I'm doing a small project for university using Apache NiFi and Apache Spark. I want to create a workflow with NiFi that reads TSV files from HDFS and using Spark Streaming I can process the files and store the information I need in MySQL. I've already created my Workflow in NiFi and the storage part is already working. The problem is that i can't parse the NiFi package so i can use them.

The files contain rows like this:

linea1File1 TheReceptionist 653 Entertainment   424 13021   4.34    1305    744 DjdA-5oKYFQ NxTDlnOuybo c-8VuICzXtU

Where each space is a tab ("\t")

This is my code in Spark using Scala:

 val ssc = new StreamingContext(config, Seconds(10))
 val packet = ssc.receiverStream(new NiFiReceiver(conf, StorageLevel.MEMORY_ONLY))
 val file = packet.map(dataPacket => new String(dataPacket.getContent, StandardCharsets.UTF_8))

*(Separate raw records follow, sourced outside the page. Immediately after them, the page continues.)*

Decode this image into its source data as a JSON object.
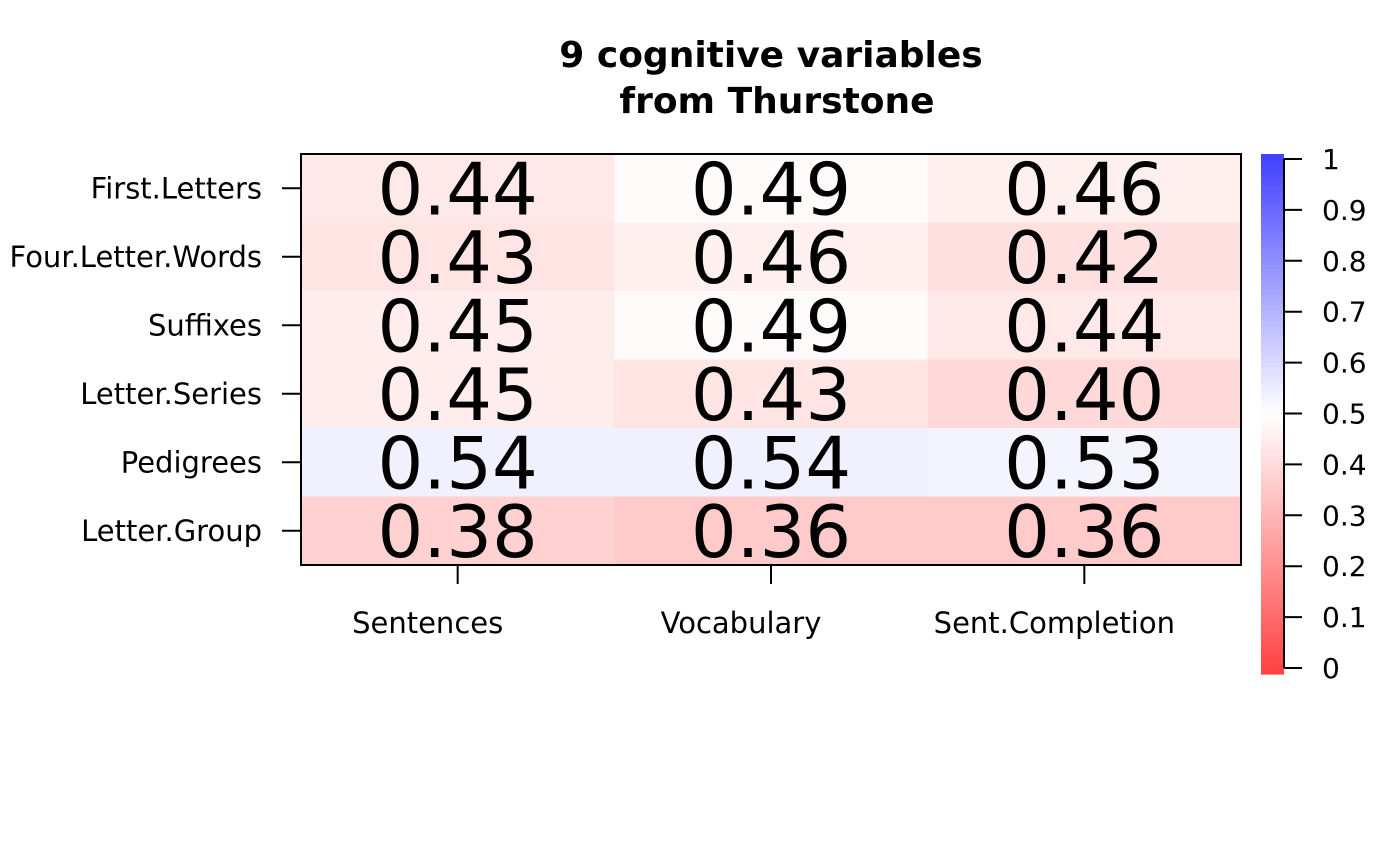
{
  "chart_data": {
    "type": "heatmap",
    "title": [
      "9 cognitive variables",
      "from Thurstone"
    ],
    "row_labels": [
      "First.Letters",
      "Four.Letter.Words",
      "Suffixes",
      "Letter.Series",
      "Pedigrees",
      "Letter.Group"
    ],
    "col_labels": [
      "Sentences",
      "Vocabulary",
      "Sent.Completion"
    ],
    "values": [
      [
        0.44,
        0.49,
        0.46
      ],
      [
        0.43,
        0.46,
        0.42
      ],
      [
        0.45,
        0.49,
        0.44
      ],
      [
        0.45,
        0.43,
        0.4
      ],
      [
        0.54,
        0.54,
        0.53
      ],
      [
        0.38,
        0.36,
        0.36
      ]
    ],
    "value_labels": [
      [
        "0.44",
        "0.49",
        "0.46"
      ],
      [
        "0.43",
        "0.46",
        "0.42"
      ],
      [
        "0.45",
        "0.49",
        "0.44"
      ],
      [
        "0.45",
        "0.43",
        "0.40"
      ],
      [
        "0.54",
        "0.54",
        "0.53"
      ],
      [
        "0.38",
        "0.36",
        "0.36"
      ]
    ],
    "color_scale": {
      "range": [
        0,
        1
      ],
      "low_color": "#ff4040",
      "mid_color": "#ffffff",
      "high_color": "#4040ff",
      "ticks": [
        "0",
        "0.1",
        "0.2",
        "0.3",
        "0.4",
        "0.5",
        "0.6",
        "0.7",
        "0.8",
        "0.9",
        "1"
      ]
    }
  }
}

Until here I can obtain my entire file (7000+ rows) in a single string... unfortunately i can't split that string in rows. I need to get the entire file in rows, so I can parse that in an object, apply some operations on it and store what I want

Anyone can help me with this?

1

1 Answers

4
votes

Each data packet is going to be the content of one flow file from NiFi, so if NiFi picks up one TSV file from HDFS that has a lot of rows, all those rows will be in one data packet.

It is hard to say without seeing your NiFi flow, but you could probably use SplitText with a line count of 1 to split your TSV in NiFi before it gets to spark streaming.